Joseph Reiff, assistant professor of marketing, researches decision-making, social cognition, and policy design — with an “overarching goal to help organizations identify and implement policies that improve individuals’ well-being at scale.” He holds a PhD in behavioral decision-making from the UCLA Anderson School of Management, has received a National Science Foundation Graduate Research Fellowship and has worked at the Federal Reserve Bank of Chicago.

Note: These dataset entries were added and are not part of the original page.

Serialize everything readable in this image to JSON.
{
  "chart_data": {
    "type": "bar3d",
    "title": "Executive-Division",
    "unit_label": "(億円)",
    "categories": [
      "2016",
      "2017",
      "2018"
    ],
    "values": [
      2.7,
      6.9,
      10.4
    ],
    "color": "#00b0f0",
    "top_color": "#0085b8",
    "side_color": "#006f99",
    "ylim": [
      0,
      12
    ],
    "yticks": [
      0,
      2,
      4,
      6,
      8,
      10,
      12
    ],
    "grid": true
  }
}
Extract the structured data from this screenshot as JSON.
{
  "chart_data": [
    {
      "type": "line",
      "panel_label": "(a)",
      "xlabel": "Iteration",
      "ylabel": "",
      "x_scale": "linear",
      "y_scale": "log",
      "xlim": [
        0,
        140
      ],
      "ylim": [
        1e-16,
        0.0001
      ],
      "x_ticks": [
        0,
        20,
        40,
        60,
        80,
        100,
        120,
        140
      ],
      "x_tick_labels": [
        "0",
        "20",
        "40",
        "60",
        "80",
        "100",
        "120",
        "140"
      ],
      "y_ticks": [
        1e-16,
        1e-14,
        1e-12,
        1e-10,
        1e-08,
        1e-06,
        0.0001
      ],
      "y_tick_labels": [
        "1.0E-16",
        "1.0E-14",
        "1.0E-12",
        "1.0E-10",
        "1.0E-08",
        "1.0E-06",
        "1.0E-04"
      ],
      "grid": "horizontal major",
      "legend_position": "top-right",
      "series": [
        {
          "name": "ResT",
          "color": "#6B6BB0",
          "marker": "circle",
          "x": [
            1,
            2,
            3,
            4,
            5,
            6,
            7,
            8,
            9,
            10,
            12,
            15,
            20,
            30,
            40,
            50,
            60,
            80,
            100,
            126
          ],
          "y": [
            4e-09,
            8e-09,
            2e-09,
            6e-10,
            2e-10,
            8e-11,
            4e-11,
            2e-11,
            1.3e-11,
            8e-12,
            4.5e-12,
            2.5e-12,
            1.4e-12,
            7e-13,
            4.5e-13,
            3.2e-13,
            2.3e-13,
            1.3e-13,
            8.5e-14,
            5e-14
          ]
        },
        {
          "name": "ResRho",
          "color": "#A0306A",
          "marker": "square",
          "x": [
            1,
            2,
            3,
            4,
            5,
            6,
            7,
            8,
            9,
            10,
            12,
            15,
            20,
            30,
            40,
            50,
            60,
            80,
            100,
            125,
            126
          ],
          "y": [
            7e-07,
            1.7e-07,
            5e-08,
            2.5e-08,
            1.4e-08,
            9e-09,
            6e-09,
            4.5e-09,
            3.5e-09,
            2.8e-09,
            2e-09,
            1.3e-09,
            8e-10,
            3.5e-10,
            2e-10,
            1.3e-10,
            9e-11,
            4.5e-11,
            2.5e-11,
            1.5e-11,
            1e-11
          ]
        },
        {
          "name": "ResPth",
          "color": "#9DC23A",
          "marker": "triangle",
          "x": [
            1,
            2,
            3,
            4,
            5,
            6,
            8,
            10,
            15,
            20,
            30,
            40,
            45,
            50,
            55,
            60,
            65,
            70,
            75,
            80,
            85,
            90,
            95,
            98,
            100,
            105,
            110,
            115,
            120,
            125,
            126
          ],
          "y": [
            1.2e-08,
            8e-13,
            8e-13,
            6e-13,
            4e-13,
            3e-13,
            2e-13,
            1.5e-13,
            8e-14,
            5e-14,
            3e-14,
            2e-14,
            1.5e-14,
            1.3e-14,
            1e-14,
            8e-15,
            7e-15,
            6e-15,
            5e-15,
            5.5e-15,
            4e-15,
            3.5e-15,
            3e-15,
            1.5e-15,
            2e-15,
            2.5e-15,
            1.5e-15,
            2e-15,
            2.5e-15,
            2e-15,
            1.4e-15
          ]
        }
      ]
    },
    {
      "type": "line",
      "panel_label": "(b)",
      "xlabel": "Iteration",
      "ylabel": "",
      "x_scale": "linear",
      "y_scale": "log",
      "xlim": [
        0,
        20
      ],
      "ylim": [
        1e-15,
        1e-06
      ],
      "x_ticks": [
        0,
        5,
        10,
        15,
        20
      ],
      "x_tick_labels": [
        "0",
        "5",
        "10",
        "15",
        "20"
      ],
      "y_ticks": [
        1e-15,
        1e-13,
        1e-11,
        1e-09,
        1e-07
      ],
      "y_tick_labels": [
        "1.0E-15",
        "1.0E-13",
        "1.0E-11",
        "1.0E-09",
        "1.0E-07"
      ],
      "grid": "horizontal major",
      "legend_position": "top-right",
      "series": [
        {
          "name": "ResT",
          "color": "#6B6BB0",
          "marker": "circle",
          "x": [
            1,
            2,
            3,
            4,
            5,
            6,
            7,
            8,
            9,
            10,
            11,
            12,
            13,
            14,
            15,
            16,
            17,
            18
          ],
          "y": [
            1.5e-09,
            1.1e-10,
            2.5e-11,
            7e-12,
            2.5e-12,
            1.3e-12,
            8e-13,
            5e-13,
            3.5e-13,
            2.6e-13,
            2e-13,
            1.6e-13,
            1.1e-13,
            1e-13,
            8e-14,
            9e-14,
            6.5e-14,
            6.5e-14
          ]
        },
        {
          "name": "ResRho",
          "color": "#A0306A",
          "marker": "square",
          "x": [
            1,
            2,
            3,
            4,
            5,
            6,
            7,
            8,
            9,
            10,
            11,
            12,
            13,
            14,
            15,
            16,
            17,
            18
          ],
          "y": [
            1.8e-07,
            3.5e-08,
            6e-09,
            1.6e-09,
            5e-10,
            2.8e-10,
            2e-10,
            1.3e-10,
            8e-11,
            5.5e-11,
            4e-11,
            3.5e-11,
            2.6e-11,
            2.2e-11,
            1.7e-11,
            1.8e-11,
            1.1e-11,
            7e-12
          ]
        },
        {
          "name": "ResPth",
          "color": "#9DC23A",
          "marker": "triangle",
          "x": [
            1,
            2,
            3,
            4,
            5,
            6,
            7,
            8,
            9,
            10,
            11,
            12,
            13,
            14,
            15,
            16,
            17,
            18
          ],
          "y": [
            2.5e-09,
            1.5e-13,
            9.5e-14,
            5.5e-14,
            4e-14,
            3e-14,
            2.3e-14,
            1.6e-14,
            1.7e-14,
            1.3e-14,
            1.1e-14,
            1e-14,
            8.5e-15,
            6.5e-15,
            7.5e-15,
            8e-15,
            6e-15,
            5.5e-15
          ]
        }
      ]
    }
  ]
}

Sining Song, assistant professor of supply chain management, returns to Smith where she completed her master’s in supply chain management, followed by a PhD from the W.P. Carey School of Business at Arizona State University. Her research has drawn best paper awards from the Decision Sciences Institute, as she focuses on sustainable supply chain and operations management, mobile network and FinTech and innovation and technology management. In 2023 she published research in Production and Operations Management proposing a novel perspective on understanding carbon leakage in supply chains through supply chain optimization and innovation.
Mark Zakota, assistant professor of accounting and information assurance, holds a PhD from the University of Florida’s Warrington College of Business. His dissertation, titled “EPA Scrutiny and Voluntary Environmental Disclosures,” reflects his focus on corporate disclosures and regulatory issues. Prior to his PhD, Zakota studied international business and politics at Copenhagen Business School, Denmark. His research explores disclosures, standard setting, and ESG through the use of natural language processing, machine learning, and XBRL.
In addition, Michael Cichello, joins Smith as a clinical professor of finance and Academic Director of the Master of Finance and Master of Quantitative Finance programs. His research explores managerial incentives, the relationship between executive pay and performance, and financial contracting. As a valuation expert, he has worked with thousands of executives to examine avenues for value creation at their firms.
Arriving from the Indian School of Business as a visiting assistant professor of finance, Apoorva Javadekar has served as Research Director at Reserve Bank of India’s “Centre for Advanced Financial Research and Learning,” and presently serves on the Security and Exchange Board of India’s Research Advisory Committee. His research focuses on the mutual fund industry, banking and international economics.”
Margaret Malewski becomes a Department of Management and Organization lecturer with a focus on the Smith Business Leadership Fellows program. Working in 11 countries, she was co-founder and CEO of a tech startup, brand manager for a multinational and executive director of a nonprofit. She also published “GenXpat: The Young Professional’s Guide to Making a Successful Life Abroad” and has taught university-level intercultural studies, designed interiors and buildings as an architect, and developed commercial real estate for preschools.
And Assistant Clinical Professor of Finance Terrence O’Brien arrives from Penn State’s Smeal College of Business where he recently earned his PhD in Finance. He studies empirical asset pricing specializing in fintech, cryptocurrency and machine learning. His current work examines cryptocurrency exchanges manipulating trade volume and how it works to create false signals and risk to investors, as well as a negative impact on the overall market quality and investor confidence. He has taught an options and derivatives course for many years and was an executive for a private American company specializing in buying and selling Chinese government data.